Why did they do that? Can I do that, to a name I like better? (This is, along with cutting one’s own hair and thus, risking not being pretty, apparently a huge sin as it meant you weren’t entirely defined and controlled by your parents, which you should be. Obey. Obey. Obey: the drum beat of a working class kid’s childhood. Even when there is no sound reason to obey, obey, dammit.)
So I did some more reading. Cassius Clay and Lou Alcinder. I had to admit, I thought the name Cassius was cool, too. But I could understand the rest: not wanting to inherit the name of a line of slave masters. Wanting to start a different tradition, one that rejected the ones where you were always on the bottom, and that told others of like mind that you have publicly and visibly joined them.
That made sense.
What is the Nation of Islam? What do they do? What is Islam? What do they believe?

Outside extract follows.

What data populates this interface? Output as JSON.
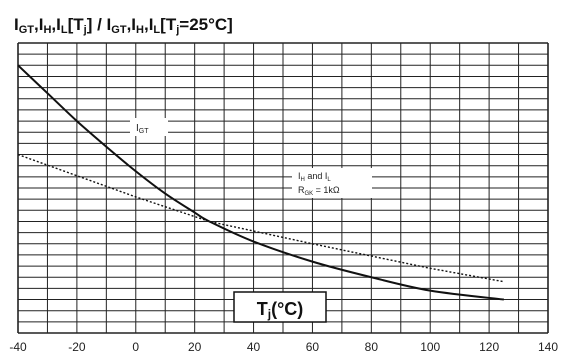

I wasn’t allowed to watch Roots. So I read it instead (nobody paid any attention to my reading) right in the middle of my fascination with Magic Johnson, who could pass a basketball like nobody before.
WTFFFFFFFFFFFFFFFFFFFFFFFFFF. Human beings did that stuff to other human beings? And we wonder why people want reparations?
Muhammad Ali was a leader, and great leaders are an education in themselves.
Parkinson’s knocked down Ali for the last time last week, at the age of 74, which is tragically young for a man who in his youth had trained his body to beyond perfection. I am glad it seems his family got to come say goodbye.
Edited to add: dang it! I hit publish on this post before I proofed it, and it had Mr. Ali’s spelled wrong! My apologies. I meant to check it and published before I did. Dork.